Facebook Inc Chairman Mark Zuckerberg abandoned plans on Friday to create a new class of company stock with no voting power, which was meant to be a way for Zuckerberg to retain control over the company he founded while fulfilling a pledge to give away his wealth.
WILMINGTON, Del. (Reuters) — Facebook Inc Chairman Mark Zuckerberg abandoned plans on Friday to create a new class of company stock with no voting power, which was meant to be a way for Zuckerberg to retain control over the company he founded while fulfilling a pledge to give away his wealth.
Zuckerberg on Friday said that he could meet the charity pledge and maintain voting control of Facebook without the change. His decision followed a shareholder lawsuit opposed to the creation of a new class of stock.
Zuckerberg said in a post on Facebook that the company’s stock had performed well enough that he could fund his philanthropy by selling stock for at least 20 years and still retain voting control of the company. In December 2015 Zuckerberg and his wife, Priscilla Chan, a pediatrician, pledged to give away 99 percent of their Facebook shares to charity.
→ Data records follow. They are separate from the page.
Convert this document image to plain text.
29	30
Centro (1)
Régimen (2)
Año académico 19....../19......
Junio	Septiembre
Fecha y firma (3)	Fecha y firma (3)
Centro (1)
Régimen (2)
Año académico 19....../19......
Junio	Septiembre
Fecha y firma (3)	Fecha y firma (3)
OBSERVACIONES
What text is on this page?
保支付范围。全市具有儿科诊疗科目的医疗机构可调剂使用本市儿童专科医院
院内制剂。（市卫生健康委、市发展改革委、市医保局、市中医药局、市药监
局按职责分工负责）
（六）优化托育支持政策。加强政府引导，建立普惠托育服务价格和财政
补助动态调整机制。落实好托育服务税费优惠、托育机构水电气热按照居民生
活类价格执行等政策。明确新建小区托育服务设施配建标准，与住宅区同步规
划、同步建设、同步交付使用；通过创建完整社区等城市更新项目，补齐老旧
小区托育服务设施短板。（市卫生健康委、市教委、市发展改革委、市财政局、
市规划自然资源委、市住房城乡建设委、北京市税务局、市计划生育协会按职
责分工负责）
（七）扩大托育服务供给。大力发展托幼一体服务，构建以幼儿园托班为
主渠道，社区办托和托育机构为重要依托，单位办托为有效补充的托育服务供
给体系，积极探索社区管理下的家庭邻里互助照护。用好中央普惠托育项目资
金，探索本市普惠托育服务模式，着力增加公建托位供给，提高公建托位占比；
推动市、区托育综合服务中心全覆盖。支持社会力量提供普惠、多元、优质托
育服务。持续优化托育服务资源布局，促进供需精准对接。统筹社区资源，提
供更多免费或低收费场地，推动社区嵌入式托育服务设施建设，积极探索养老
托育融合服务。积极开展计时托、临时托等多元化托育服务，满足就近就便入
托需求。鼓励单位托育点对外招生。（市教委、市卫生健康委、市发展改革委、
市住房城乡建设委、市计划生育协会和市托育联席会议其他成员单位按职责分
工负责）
According to court records, Zuckerberg owns more than 400 million shares of Facebook. That would value his holdings at a minimum of $68.2 billion, based on the company’s closing share on Friday of $170.54.
Zuckerberg said he wanted to help solve global challenges “like curing all diseases in our children’s lifetime and personalizing education for every student.”
Zuckerberg said that over about the next 18 months he planned to sell 35 million to 75 million shares of Facebook, which at Friday’s closing price would raise $13 billion.
The decision came as Zuckerberg was scheduled to testify on Tuesday in Wilmington, Delaware, in a shareholder lawsuit seeking to halt the Class C stock plan, which had been approved by shareholders.
Sjunde AP-Fonden, a Swedish national pension fund, and The Amalgamated Bank sued last year, saying that Zuckerberg should have to pay for the right to retain control while selling stock.
”We brought this case challenging a significant change in Facebook corporate governance, and by agreeing to abandon the reclassification we got everything we could have hoped to get,” said Lee Rudy of shareholder law firm Kessler Topaz Meltzer & Check.
Rudy said the Class C proposal was rejected by 80 percent of minority shareholders in a vote last year. Zuckerberg controls 60 percent of Facebook’s stockholder vote, which helped carry the proposal.
Google, now Alphabet Inc, proposed a similar stock reclassification in 2012, and court records show that Facebook’s general counsel suggested Zuckerberg could use it as a model for Facebook.
Google settled with shareholders in a deal that included a $522 million dividend, payable under certain conditions.
Withdrawing the share plan comes as Facebook faces pressure over advertisements on the social network and the role they may have played in last year’s U. S. presidential election.
President Donald Trump questioned on Friday the company’s decision to overhaul how it handles paid political ads amid investigations into alleged Russian interference in U. S. elections.